In der Zentralen Unterbringungseinrichtung des Landes NRW in Euskirchen, wurden 39 Geflüchtete positiv auf das COVID-19 Virus getestet. Die Flüchtlingsunterkunft steht unter Quarantäne. Die Bezirksregierung Köln befindet sich in enger Abstimmung mit dem Kreis Euskirchen und dem zuständigen Gesundheitsamt, um weitere falls nötige Maßnahmen abzusprechen. Von den derzeit 298 geflüchteten Menschen wurden 219 negativ getestet, 39 positiv und weitere Ergebnisse stehen noch aus.
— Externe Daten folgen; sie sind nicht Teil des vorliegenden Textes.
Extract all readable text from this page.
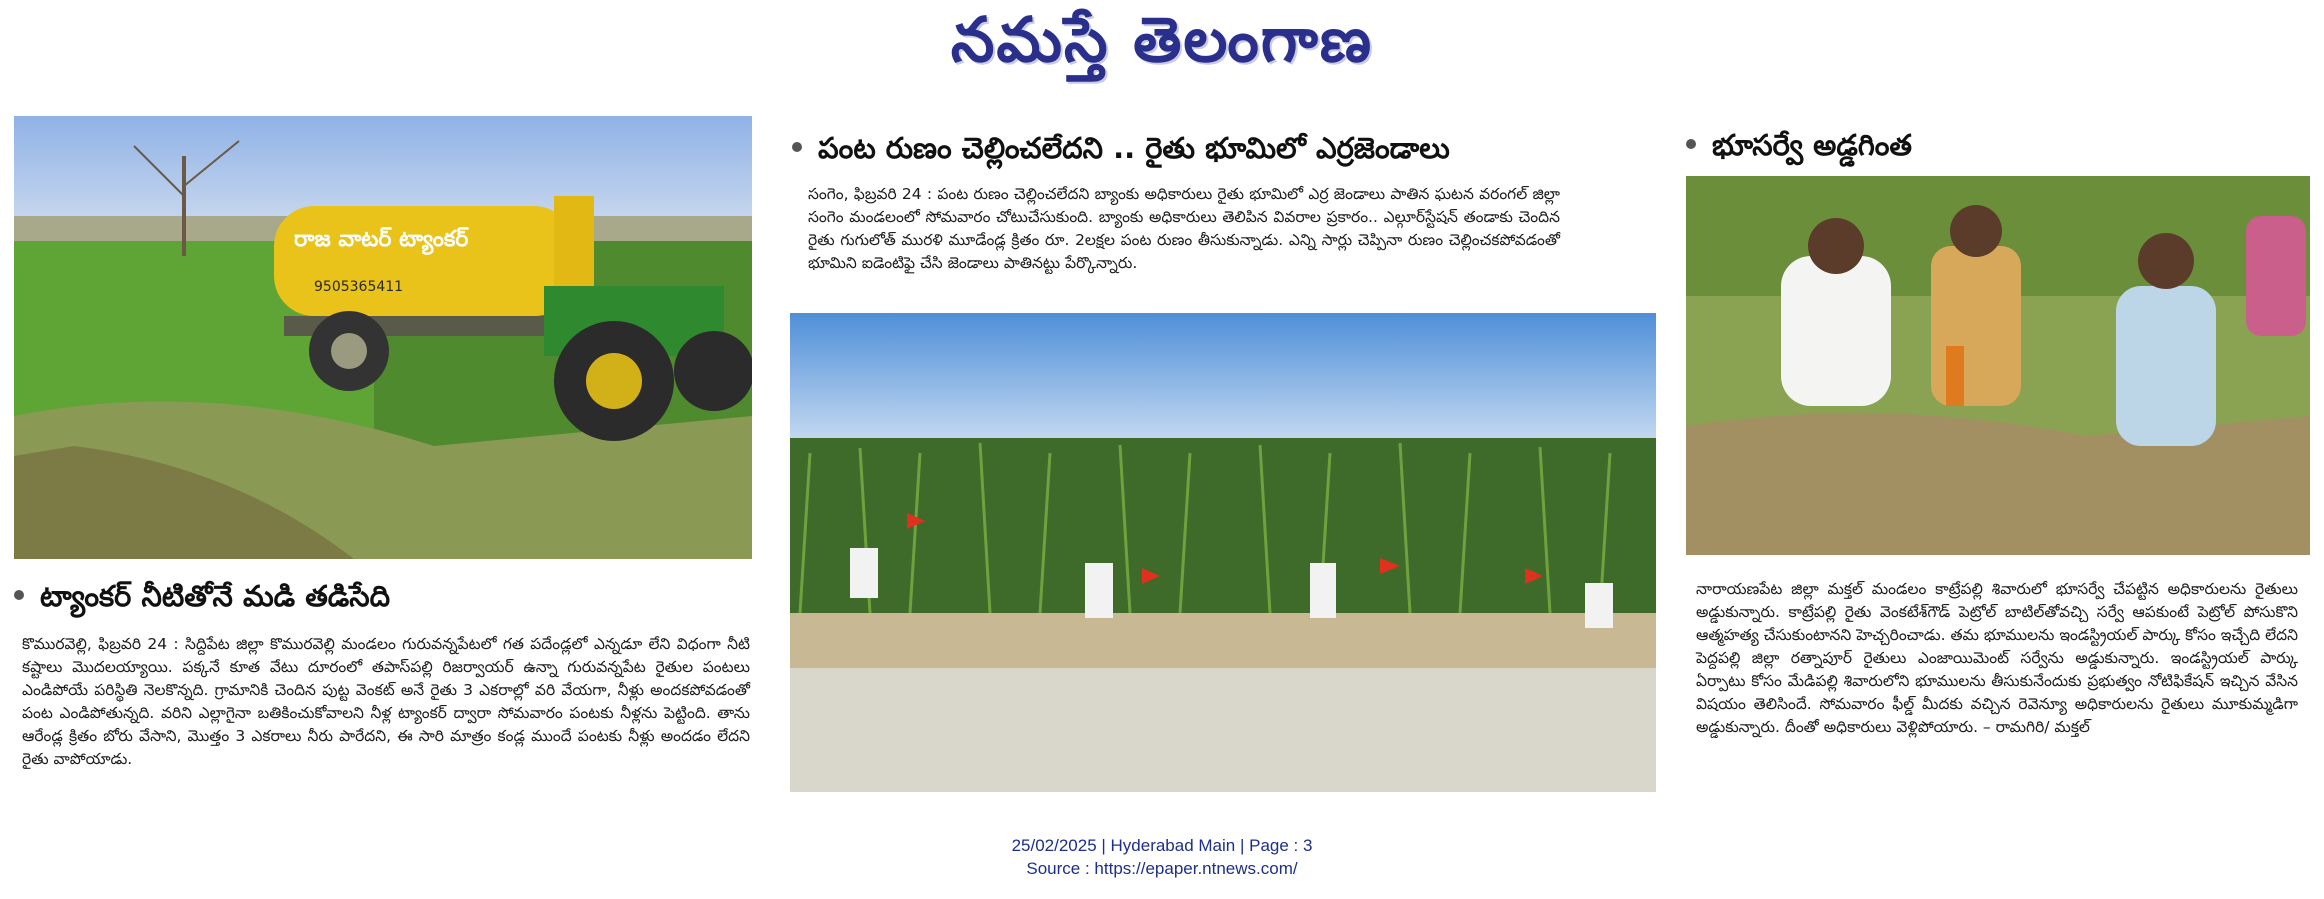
నమస్తే తెలంగాణ
రాజ వాటర్ ట్యాంకర్
9505365411
ట్యాంకర్ నీటితోనే మడి తడిసేది
కొమురవెల్లి, ఫిబ్రవరి 24 : సిద్దిపేట జిల్లా కొమురవెల్లి మండలం గురువన్నపేటలో గత పదేండ్లలో ఎన్నడూ లేని విధంగా నీటి కష్టాలు మొదలయ్యాయి. పక్కనే కూత వేటు దూరంలో తపాస్‌పల్లి రిజర్వాయర్ ఉన్నా గురువన్నపేట రైతుల పంటలు ఎండిపోయే పరిస్థితి నెలకొన్నది. గ్రామానికి చెందిన పుట్ట వెంకట్ అనే రైతు 3 ఎకరాల్లో వరి వేయగా, నీళ్లు అందకపోవడంతో పంట ఎండిపోతున్నది. వరిని ఎల్లాగైనా బతికించుకోవాలని నీళ్ల ట్యాంకర్ ద్వారా సోమవారం పంటకు నీళ్లను పెట్టింది. తాను ఆరేండ్ల క్రితం బోరు వేసాని, మొత్తం 3 ఎకరాలు నీరు పారేదని, ఈ సారి మాత్రం కండ్ల ముందే పంటకు నీళ్లు అందడం లేదని రైతు వాపోయాడు.
పంట రుణం చెల్లించలేదని .. రైతు భూమిలో ఎర్రజెండాలు
సంగెం, ఫిబ్రవరి 24 : పంట రుణం చెల్లించలేదని బ్యాంకు అధికారులు రైతు భూమిలో ఎర్ర జెండాలు పాతిన ఘటన వరంగల్ జిల్లా సంగెం మండలంలో సోమవారం చోటుచేసుకుంది. బ్యాంకు అధికారులు తెలిపిన వివరాల ప్రకారం.. ఎల్గూర్‌స్టేషన్ తండాకు చెందిన రైతు గుగులోత్ మురళి మూడేండ్ల క్రితం రూ. 2లక్షల పంట రుణం తీసుకున్నాడు. ఎన్ని సార్లు చెప్పినా రుణం చెల్లించకపోవడంతో భూమిని ఐడెంటిఫై చేసి జెండాలు పాతినట్టు పేర్కొన్నారు.
భూసర్వే అడ్డగింత
నారాయణపేట జిల్లా మక్తల్ మండలం కాట్రేపల్లి శివారులో భూసర్వే చేపట్టిన అధికారులను రైతులు అడ్డుకున్నారు. కాట్రేపల్లి రైతు వెంకటేశ్‌గౌడ్ పెట్రోల్ బాటిల్‌తోవచ్చి సర్వే ఆపకుంటే పెట్రోల్ పోసుకొని ఆత్మహత్య చేసుకుంటానని హెచ్చరించాడు. తమ భూములను ఇండస్ట్రియల్ పార్కు కోసం ఇచ్చేది లేదని పెద్దపల్లి జిల్లా రత్నాపూర్ రైతులు ఎంజాయిమెంట్ సర్వేను అడ్డుకున్నారు. ఇండస్ట్రియల్ పార్కు ఏర్పాటు కోసం మేడిపల్లి శివారులోని భూములను తీసుకునేందుకు ప్రభుత్వం నోటిఫికేషన్ ఇచ్చిన వేసిన విషయం తెలిసిందే. సోమవారం ఫీల్డ్ మీదకు వచ్చిన రెవెన్యూ అధికారులను రైతులు మూకుమ్మడిగా అడ్డుకున్నారు. దీంతో అధికారులు వెళ్లిపోయారు. – రామగిరి/ మక్తల్
25/02/2025 | Hyderabad Main | Page : 3
Source : https://epaper.ntnews.com/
In der Unterkunft, die im Auftrag der Bezirksregierung durch das Deutsche Rote Kreuz betreut wird, befinden sich zu einem Drittel alleinreisende Männer sowie Familien, die in abgetrennten Bereichen untergebracht sind. Diese Menschen kommen überwiegend aus Kriegsgebieten, haben dramatische Vorgeschichten und sind zum Teil schwerst traumatisiert. Die Bezirksregierung hat in Abstimmung mit dem Kreis-Gesundheitsamt und dem Roten Kreuz eine Reihe von Maßnahmen getroffen, die die weitere Verbreitung des Corona Virus stoppen sollen. Neben der Quarantäne und der räumlichen Trennung nach Empfehlung des Robert Koch Instituts, wird das Essen ausschließlich auf den Zimmern eingenommen. Weiterhin wurden das Betreuungspersonal sowie der Sicherheitsdienst verstärkt. Ebenso wurde prioritär Schutzkleidung für die Mitarbeiterinnen und Mitarbeiter der Unterkunft beschafft und ist mittlerweile ausreichend vor Ort vorhanden. Darüber hinaus stellt das Deutsche Rote Kreuz und die Bezirksregierung ein an die Situation angepasstes Freizeitangebot zur Verfügung. Spielzeug für die Kinder wird für den Gebrauch auf den Zimmern ausgegeben und der Zugang zu elektronischen Medien (Spiele, Musik usw) soll verstärkt/ ermöglicht werden. Zusätzlich wird geprüft, ob eine gemeinsame Herstellung von Masken innerhalb der Landesunterkunft möglich ist.